Я жил здесь в маленькой коммунальной квартирке на улице Остужева с 68-го по 76-й год. Можно сказать, повезло: из двух возможных вариантов — комната в коммуналке или тюрьма — мне достался лучший.

Собственно, я и раньше, сколько себя помню, жил в Готенбурге, но родился где-то в другом месте. В 1941 году немцы перевезли в Крым много детей с оккупированных территорий. Все маленькие, не старше 39-го. Меня приписали к 41-му году. Возможно, ошиблись, и я 40-го, но уж точно не 42-го.

Всем малышам присваивали трехбуквенную фамилию, в которой, по детдомовской мифологии, зашифровывали тайну происхождения. Расшифровка этих фамилий-аббревиатур стала любимой игрой, результаты которой приводили к детским союзам и жестоким противостояниям.

Моя фамилия Зон, которая, думаю, на самом деле ничего не означает. Имена давали тоже чудны е — нерусские. Меня нарекли Вильгельмом.

Новые имена, кстати, назначали даже тем, кто был постарше и помнил, как его зовут. Что касается отчеств, то их не фиксировали, но все считали себя Палычами, так как дядей Пашей звали нашего кудрявого директора.

Преподавание в интернате было обычным, то есть, прямо скажем, невысокого уровня, хотя и велось на двух языках — немецком и русском. После восьмого класса учеников распределяли по ремесленным училищам, кого в токари, кого в сантехники.

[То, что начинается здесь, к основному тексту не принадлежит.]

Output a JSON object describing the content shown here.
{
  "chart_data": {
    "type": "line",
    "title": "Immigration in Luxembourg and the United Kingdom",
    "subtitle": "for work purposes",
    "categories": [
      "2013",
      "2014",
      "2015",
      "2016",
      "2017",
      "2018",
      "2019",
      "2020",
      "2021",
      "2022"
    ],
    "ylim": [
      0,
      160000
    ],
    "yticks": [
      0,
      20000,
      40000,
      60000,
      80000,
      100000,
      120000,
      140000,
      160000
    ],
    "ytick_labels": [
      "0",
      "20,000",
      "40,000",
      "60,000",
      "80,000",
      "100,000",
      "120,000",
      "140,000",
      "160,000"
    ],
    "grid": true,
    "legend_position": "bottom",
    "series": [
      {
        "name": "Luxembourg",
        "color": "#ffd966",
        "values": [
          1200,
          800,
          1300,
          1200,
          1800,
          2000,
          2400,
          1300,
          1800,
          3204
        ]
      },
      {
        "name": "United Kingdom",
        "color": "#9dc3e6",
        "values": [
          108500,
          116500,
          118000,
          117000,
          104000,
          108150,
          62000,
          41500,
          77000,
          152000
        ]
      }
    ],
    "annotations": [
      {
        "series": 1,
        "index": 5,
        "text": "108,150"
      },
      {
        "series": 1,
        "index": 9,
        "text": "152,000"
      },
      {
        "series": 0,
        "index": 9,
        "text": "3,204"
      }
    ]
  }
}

Перед системой стояла задача — воспитать квалифицированного пролетария, говорящего по-немецки и даже носящего немецкое имя, но помнящего про неарийское происхождение и посему знающего свое место.

Я попал в токари. Работа механическая, позволяющая размышлять о посторонних предметах. Снимая по девять часов стружку с металлических болванок в учебном цехе готенбургского завода авторулей, я быстро понял, что не желаю становиться Вильгельмом-токарем VI разряда.

Попытка поступить в вуз, не отдав воинский долг, провалилась. У меня просто не приняли документы, и весной 60-го я очутился во вспомогательных ремонтных частях 4-й Донской казачьей танковой дивизии.

Казак и танк вроде бы несовместимы, однако проснувшись в 45-м ост-готами, казачки быстро освоили древнее искусство своих германских предков — управление танком. Потомки Германариха под водительством героя механизированных прорывов генерала Германа Гота создали и держали наготове мощный бронекулак, готовый по первому приказу молниеносным ударом расплескать Терек.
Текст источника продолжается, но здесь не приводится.